Die britische Gesetzgebung ermöglichte damals diese Versuche. Und nun deutet sich auch in den USA eine Änderung der Rechtslage an. »Wir wissen bis heute noch nicht, woran wir sind. Nach außen hat die EPA diese Versuche abgelehnt, nach innen hat sie z.B. unsere Daten aus Schottland verwendet«, sagt Kraus. Doch knapp 14 Jahre nach dem »Ban on Use« könnte die Verunsicherung der Konzerne bald ein Ende haben. »Wir hoffen, obwohl wir derzeit keine Versuche planen, auf eine klare Stellungnahme der Epa, damit wir in Zukunft wissen, woran wir sind.«

Die Aktivisten vom NRDC finden das Ansinnen von Bayer »empörend und unmoralisch«. Und die deutsche Coordination gegen Bayer-Gefahren (CBG) fürchtet die Zustimmung der Ethikkommission der Nas. Sie käme einem »Dammbruch« gleich. »Es würde sich nicht um eine punktuelle, sondern dann um eine generelle Zustimmung handeln«, meint Philipp Mimkes von der CBG. Damit hätte die Strategie der Bayer AG wieder einmal zum Erfolg geführt. Wie 1979, als in Deutschland das Pflanzenschutzmittel DDT verboten wurde und der Konzern den Stoff weiter in Staaten des Trikont exportierte.
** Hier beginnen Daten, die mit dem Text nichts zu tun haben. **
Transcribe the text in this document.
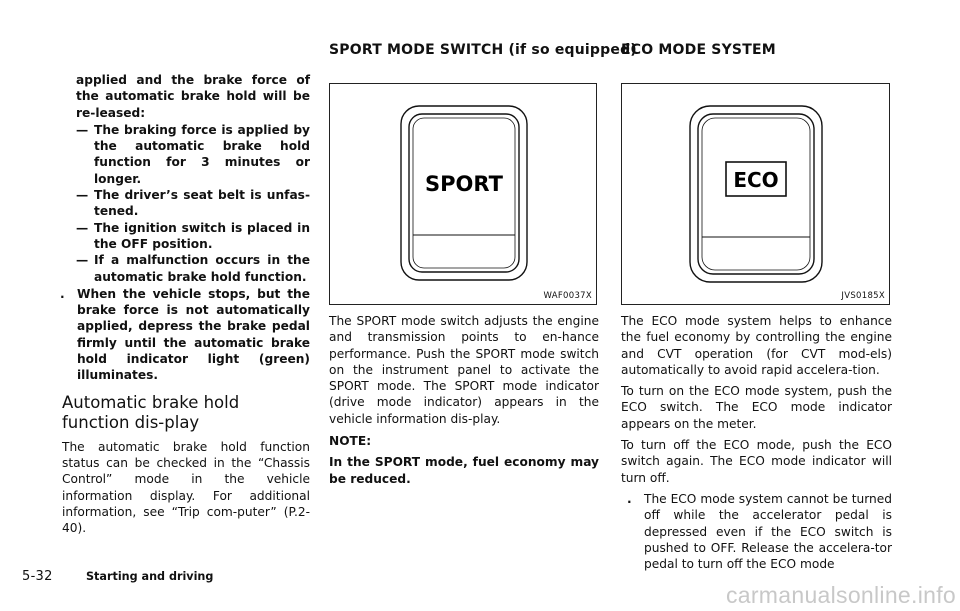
SPORT MODE SWITCH (if so equipped)
ECO MODE SYSTEM

applied and the brake force of the automatic brake hold will be re-leased:

— The braking force is applied by the automatic brake hold function for 3 minutes or longer.
— The driver’s seat belt is unfas-tened.
— The ignition switch is placed in the OFF position.
— If a malfunction occurs in the automatic brake hold function.
. When the vehicle stops, but the brake force is not automatically applied, depress the brake pedal firmly until the automatic brake hold indicator light (green) illuminates.
Automatic brake hold function dis-play

The automatic brake hold function status can be checked in the “Chassis Control” mode in the vehicle information display. For additional information, see “Trip com-puter” (P.2-40).

SPORT
WAF0037X

The SPORT mode switch adjusts the engine and transmission points to en-hance performance. Push the SPORT mode switch on the instrument panel to activate the SPORT mode. The SPORT mode indicator (drive mode indicator) appears in the vehicle information dis-play.

NOTE:

In the SPORT mode, fuel economy may be reduced.

ECO
JVS0185X

The ECO mode system helps to enhance the fuel economy by controlling the engine and CVT operation (for CVT mod-els) automatically to avoid rapid accelera-tion.

To turn on the ECO mode system, push the ECO switch. The ECO mode indicator appears on the meter.

To turn off the ECO mode, push the ECO switch again. The ECO mode indicator will turn off.

. The ECO mode system cannot be turned off while the accelerator pedal is depressed even if the ECO switch is pushed to OFF. Release the accelera-tor pedal to turn off the ECO mode
5-32	Starting and driving
carmanualsonline.info
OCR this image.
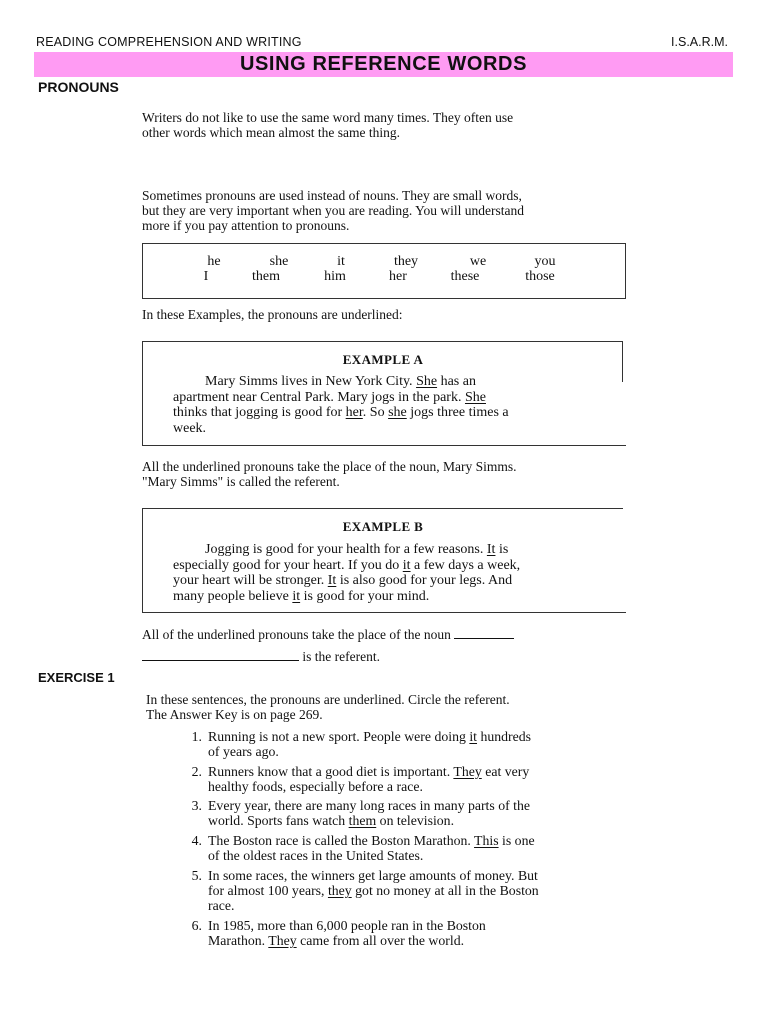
READING COMPREHENSION AND WRITING	I.S.A.R.M.
USING REFERENCE WORDS
PRONOUNS
Writers do not like to use the same word many times. They often use
other words which mean almost the same thing.
Sometimes pronouns are used instead of nouns. They are small words,
but they are very important when you are reading. You will understand
more if you pay attention to pronouns.
he	she	it	they	we	you
I	them	him	her	these	those
In these Examples, the pronouns are underlined:
EXAMPLE A
Mary Simms lives in New York City. She has an
apartment near Central Park. Mary jogs in the park. She
thinks that jogging is good for her. So she jogs three times a
week.
All the underlined pronouns take the place of the noun, Mary Simms.
"Mary Simms" is called the referent.
EXAMPLE B
Jogging is good for your health for a few reasons. It is
especially good for your heart. If you do it a few days a week,
your heart will be stronger. It is also good for your legs. And
many people believe it is good for your mind.
All of the underlined pronouns take the place of the noun
is the referent.
EXERCISE 1
In these sentences, the pronouns are underlined. Circle the referent.
The Answer Key is on page 269.
1. Running is not a new sport. People were doing it hundreds
of years ago.
2. Runners know that a good diet is important. They eat very
healthy foods, especially before a race.
3. Every year, there are many long races in many parts of the
world. Sports fans watch them on television.
4. The Boston race is called the Boston Marathon. This is one
of the oldest races in the United States.
5. In some races, the winners get large amounts of money. But
for almost 100 years, they got no money at all in the Boston
race.
6. In 1985, more than 6,000 people ran in the Boston
Marathon. They came from all over the world.
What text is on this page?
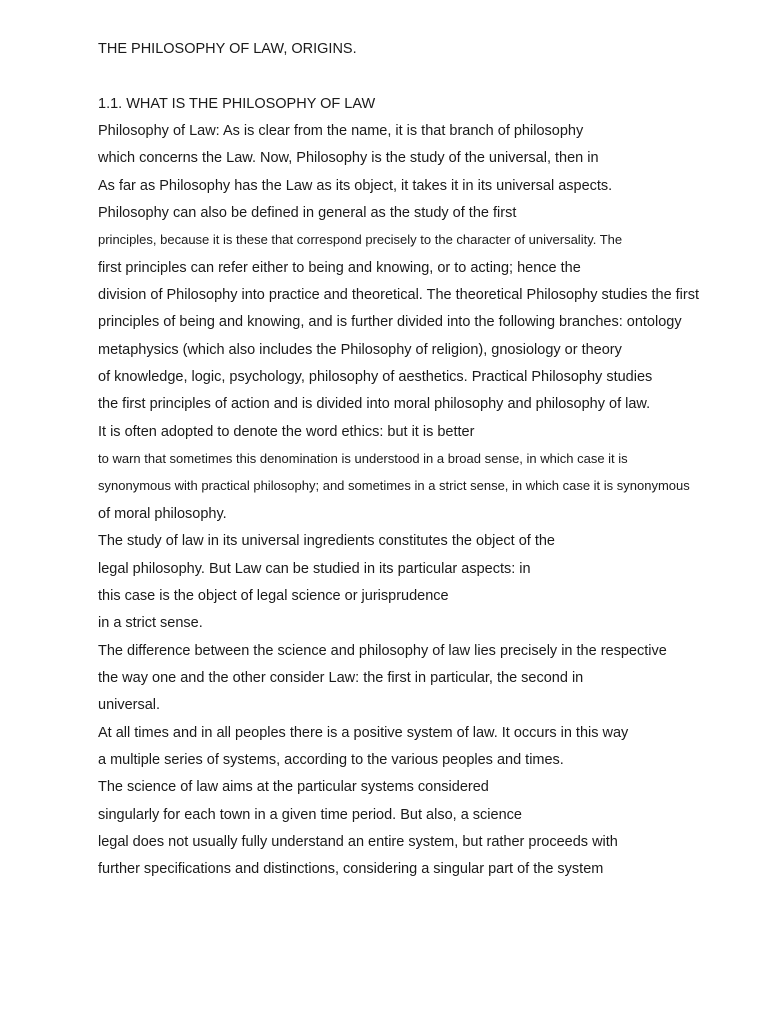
THE PHILOSOPHY OF LAW, ORIGINS.
1.1. WHAT IS THE PHILOSOPHY OF LAW
Philosophy of Law: As is clear from the name, it is that branch of philosophy
which concerns the Law. Now, Philosophy is the study of the universal, then in
As far as Philosophy has the Law as its object, it takes it in its universal aspects.
Philosophy can also be defined in general as the study of the first
principles, because it is these that correspond precisely to the character of universality. The
first principles can refer either to being and knowing, or to acting; hence the
division of Philosophy into practice and theoretical. The theoretical Philosophy studies the first
principles of being and knowing, and is further divided into the following branches: ontology
metaphysics (which also includes the Philosophy of religion), gnosiology or theory
of knowledge, logic, psychology, philosophy of aesthetics. Practical Philosophy studies
the first principles of action and is divided into moral philosophy and philosophy of law.
It is often adopted to denote the word ethics: but it is better
to warn that sometimes this denomination is understood in a broad sense, in which case it is
synonymous with practical philosophy; and sometimes in a strict sense, in which case it is synonymous
of moral philosophy.
The study of law in its universal ingredients constitutes the object of the
legal philosophy. But Law can be studied in its particular aspects: in
this case is the object of legal science or jurisprudence
in a strict sense.
The difference between the science and philosophy of law lies precisely in the respective
the way one and the other consider Law: the first in particular, the second in
universal.
At all times and in all peoples there is a positive system of law. It occurs in this way
a multiple series of systems, according to the various peoples and times.
The science of law aims at the particular systems considered
singularly for each town in a given time period. But also, a science
legal does not usually fully understand an entire system, but rather proceeds with
further specifications and distinctions, considering a singular part of the system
Mimkes vermutet, dass Bayer eine Erhöhung der Grenzwerte betreibt, um den Absatz seiner Pestizide zu sichern. Dass der ökonomische Nutzen im Vordergrund steht, lässt sich nicht bezweifeln. »Eine Ablehnung wäre für uns sicher nicht erfreulich. Wir würden einige Anwendungsfelder des Pflanzenschutzmittels verlieren«, gesteht Kraus.